Читаем Утренний бриз полностью

— Нет, — качнул головой Рули. — Мы с Еленой Дмитриевной подождем вас здесь. Смена флага — событие национальное.

Из кухни выглянул Стайн. Он был уже одет. Рули сказал ему:

— С вами идет мистер Бирич.

Павлу Георгиевичу показалось, что его выгоняют из собственного дома, но он не подал виду и вышел в кухню, где толпились уже одетые гости. В руках у них были винчестеры. Тут же на кухне находились Еремеев и Кулик. Бирич встретился взглядом со слезящимися глазами Еремеева. Тот едва заметно кивнул. Павел Георгиевич, накинув соболью шубу, громко сказал:

— Ну, господа, в путь-дорогу!

Все вывалились из дома в гудящую, завывающую ночь. Пурга осыпала их снегом. Когда дверь захлопнулась за спиной Бирича, он схватил за руки Еремеева и Кулика:

— Стойте!

Голоса направившихся к зданию ревкома людей слабели. Пурга заглушала их.

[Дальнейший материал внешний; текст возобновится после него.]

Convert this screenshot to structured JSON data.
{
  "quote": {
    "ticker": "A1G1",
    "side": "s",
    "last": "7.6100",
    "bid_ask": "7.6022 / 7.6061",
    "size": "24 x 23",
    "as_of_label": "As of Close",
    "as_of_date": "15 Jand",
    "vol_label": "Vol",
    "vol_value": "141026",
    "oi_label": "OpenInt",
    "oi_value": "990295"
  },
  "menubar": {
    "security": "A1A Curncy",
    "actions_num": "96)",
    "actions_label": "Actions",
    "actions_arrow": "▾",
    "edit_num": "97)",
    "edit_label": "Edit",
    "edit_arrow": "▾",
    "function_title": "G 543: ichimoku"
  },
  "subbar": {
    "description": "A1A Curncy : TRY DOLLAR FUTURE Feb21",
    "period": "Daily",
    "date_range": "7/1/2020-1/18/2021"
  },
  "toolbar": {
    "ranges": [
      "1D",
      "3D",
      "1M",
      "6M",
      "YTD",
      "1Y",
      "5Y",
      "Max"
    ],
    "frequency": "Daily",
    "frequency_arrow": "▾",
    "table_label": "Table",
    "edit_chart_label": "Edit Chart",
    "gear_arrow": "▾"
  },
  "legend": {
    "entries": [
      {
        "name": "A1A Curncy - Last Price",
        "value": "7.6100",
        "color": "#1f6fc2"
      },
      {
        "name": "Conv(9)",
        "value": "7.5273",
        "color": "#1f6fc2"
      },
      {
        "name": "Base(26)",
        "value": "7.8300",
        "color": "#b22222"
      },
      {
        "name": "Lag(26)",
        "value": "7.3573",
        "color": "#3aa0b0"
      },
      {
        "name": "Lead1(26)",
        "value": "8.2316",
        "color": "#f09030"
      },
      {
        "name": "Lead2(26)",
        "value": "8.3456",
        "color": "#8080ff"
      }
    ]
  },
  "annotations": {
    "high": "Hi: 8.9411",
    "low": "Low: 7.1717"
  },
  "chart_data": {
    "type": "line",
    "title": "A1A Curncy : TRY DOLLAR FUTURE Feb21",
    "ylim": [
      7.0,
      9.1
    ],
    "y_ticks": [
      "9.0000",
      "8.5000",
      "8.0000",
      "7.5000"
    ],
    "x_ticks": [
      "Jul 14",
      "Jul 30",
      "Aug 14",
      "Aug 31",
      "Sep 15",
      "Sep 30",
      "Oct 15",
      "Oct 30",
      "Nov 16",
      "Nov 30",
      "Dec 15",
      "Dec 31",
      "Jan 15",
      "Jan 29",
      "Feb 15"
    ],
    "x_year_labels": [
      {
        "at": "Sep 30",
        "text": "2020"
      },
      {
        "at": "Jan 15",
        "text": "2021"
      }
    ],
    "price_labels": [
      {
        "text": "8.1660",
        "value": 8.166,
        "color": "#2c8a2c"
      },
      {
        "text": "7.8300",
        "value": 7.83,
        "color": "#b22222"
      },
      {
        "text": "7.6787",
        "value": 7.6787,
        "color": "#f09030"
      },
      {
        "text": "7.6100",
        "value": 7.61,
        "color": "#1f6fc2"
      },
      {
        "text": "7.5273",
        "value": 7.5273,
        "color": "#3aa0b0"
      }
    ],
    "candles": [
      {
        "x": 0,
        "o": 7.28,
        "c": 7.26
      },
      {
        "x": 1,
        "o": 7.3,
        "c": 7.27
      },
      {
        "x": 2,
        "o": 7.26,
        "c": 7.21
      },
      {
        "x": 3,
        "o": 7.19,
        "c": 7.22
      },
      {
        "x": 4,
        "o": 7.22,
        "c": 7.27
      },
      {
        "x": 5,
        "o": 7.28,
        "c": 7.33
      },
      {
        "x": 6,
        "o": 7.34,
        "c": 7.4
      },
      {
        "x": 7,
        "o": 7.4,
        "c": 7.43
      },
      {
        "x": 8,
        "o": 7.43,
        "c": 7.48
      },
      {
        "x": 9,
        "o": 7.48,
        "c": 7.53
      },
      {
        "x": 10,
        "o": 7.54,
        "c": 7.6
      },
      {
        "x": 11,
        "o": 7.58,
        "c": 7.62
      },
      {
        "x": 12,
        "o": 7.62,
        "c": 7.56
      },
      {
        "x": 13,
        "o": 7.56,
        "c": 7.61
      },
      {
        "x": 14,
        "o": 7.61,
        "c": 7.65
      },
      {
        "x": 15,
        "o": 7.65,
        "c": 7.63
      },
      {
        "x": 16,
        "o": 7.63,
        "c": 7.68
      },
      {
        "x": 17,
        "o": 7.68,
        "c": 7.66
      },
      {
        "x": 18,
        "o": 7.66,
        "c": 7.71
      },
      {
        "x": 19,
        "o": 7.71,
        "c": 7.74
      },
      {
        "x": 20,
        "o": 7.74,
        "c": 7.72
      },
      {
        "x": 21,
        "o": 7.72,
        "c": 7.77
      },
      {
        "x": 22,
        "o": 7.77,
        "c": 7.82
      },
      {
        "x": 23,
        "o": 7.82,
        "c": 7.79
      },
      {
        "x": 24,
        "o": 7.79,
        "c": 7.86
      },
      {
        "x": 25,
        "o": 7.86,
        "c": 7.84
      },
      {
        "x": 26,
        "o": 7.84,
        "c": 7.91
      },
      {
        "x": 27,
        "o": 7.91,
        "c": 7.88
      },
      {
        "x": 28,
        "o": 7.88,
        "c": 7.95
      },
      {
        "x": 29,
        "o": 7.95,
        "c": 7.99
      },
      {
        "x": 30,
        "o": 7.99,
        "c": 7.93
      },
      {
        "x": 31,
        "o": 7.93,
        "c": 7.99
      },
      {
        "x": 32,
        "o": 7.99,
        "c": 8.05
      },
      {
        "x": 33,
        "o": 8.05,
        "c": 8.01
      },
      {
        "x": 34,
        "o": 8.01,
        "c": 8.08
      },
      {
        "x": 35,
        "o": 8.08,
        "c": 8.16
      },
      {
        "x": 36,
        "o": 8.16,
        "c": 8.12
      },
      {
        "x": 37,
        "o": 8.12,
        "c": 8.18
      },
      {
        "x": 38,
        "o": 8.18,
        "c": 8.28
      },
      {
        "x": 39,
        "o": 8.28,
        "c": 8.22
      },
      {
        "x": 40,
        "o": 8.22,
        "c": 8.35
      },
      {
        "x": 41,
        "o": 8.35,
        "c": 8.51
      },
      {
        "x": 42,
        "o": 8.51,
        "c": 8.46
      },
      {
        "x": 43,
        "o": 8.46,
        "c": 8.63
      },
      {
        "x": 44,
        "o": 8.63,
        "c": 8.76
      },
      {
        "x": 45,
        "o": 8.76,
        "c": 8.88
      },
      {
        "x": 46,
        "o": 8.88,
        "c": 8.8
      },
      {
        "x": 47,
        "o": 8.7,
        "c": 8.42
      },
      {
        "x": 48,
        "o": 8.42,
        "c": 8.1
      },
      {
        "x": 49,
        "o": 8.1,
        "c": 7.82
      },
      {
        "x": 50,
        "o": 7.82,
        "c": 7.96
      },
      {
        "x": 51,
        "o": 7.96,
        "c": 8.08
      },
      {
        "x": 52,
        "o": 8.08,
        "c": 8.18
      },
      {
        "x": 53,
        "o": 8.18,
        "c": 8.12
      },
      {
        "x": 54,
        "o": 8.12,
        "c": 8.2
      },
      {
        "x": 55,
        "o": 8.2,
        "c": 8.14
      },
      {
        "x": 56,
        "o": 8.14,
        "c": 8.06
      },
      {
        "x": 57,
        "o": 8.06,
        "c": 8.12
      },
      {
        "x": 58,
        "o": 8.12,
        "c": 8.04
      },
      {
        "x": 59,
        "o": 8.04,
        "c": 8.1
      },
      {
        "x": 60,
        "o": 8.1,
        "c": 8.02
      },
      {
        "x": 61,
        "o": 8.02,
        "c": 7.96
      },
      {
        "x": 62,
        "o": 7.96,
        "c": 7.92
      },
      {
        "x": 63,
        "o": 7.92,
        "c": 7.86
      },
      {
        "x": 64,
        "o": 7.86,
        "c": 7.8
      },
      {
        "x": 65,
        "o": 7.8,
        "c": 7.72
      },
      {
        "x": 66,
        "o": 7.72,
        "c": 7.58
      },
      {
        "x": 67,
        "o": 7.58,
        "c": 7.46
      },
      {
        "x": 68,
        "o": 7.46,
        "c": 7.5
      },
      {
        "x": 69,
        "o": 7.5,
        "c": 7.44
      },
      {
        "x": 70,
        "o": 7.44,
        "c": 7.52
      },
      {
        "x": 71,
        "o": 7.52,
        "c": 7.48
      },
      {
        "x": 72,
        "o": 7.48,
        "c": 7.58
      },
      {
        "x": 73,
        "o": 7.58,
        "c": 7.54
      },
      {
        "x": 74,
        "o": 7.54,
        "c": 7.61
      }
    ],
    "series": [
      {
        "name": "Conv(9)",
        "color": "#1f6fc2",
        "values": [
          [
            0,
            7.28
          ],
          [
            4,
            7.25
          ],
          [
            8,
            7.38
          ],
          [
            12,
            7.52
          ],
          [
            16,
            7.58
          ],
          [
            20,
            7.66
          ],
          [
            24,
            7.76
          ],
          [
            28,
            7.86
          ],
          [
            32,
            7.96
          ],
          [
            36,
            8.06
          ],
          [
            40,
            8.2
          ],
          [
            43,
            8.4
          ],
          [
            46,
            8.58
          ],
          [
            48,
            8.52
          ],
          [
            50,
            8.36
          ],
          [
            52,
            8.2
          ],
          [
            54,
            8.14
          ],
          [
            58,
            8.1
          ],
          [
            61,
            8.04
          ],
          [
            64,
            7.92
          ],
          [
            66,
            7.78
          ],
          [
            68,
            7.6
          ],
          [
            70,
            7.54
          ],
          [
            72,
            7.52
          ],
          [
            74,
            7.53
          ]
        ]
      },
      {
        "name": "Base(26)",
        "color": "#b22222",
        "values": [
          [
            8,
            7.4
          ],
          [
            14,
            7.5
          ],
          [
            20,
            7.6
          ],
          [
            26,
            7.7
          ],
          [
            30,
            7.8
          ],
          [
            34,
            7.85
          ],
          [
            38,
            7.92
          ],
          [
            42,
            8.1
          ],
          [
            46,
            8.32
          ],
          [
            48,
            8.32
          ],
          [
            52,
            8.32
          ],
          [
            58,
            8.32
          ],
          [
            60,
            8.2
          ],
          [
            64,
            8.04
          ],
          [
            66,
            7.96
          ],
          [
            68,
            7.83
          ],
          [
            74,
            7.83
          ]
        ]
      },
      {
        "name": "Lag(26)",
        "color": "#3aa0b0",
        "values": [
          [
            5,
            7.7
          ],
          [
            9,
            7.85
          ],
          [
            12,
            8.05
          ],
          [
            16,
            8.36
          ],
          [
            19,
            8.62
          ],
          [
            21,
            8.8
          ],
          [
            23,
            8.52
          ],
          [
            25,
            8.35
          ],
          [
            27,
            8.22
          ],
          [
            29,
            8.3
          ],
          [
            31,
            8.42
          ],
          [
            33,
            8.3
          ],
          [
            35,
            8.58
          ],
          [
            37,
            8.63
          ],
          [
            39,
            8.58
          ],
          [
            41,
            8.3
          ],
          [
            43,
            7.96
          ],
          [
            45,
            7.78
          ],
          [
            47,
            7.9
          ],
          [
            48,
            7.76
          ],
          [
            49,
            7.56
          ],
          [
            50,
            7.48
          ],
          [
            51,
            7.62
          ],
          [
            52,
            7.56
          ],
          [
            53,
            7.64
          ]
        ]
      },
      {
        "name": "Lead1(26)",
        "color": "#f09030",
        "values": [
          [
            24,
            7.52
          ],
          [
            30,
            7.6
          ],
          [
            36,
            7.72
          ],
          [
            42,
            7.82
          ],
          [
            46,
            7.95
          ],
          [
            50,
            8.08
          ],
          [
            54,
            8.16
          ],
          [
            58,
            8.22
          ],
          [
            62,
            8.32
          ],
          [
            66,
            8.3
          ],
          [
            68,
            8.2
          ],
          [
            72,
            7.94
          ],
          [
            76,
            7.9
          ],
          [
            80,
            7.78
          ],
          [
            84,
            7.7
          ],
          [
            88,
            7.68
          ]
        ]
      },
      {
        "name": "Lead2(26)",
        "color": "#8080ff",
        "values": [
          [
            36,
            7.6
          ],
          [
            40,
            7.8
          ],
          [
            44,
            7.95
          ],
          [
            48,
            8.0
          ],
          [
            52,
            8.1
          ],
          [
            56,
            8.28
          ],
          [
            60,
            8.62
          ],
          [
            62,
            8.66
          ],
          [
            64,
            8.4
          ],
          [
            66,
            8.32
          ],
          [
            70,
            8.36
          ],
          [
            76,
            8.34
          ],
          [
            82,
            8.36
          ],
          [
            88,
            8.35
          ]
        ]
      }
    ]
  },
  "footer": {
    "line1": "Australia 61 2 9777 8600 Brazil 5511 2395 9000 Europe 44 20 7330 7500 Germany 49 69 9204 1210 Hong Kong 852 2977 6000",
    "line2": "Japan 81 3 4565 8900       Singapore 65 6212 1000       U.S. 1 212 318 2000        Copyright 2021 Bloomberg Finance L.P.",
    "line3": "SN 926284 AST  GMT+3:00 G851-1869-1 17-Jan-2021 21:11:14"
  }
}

Бирич подождал еще несколько секунд и дернул за плечо Еремеева:

— Сделал?

— Да. Ключи от железного ящика и стола нашел у Мандрикова. Вот они. — Еремеев сунул в руку Павла Георгиевича связку холодных ключей, которые он взял у убитого. Положив ключи в карман, Бирич облегченно подумал, что теперь все дела ревкома в его руках. Теперь надо спешить, пока не пришло Струкову и другим в голову поджечь здание. Нет, этого он не должен допустить.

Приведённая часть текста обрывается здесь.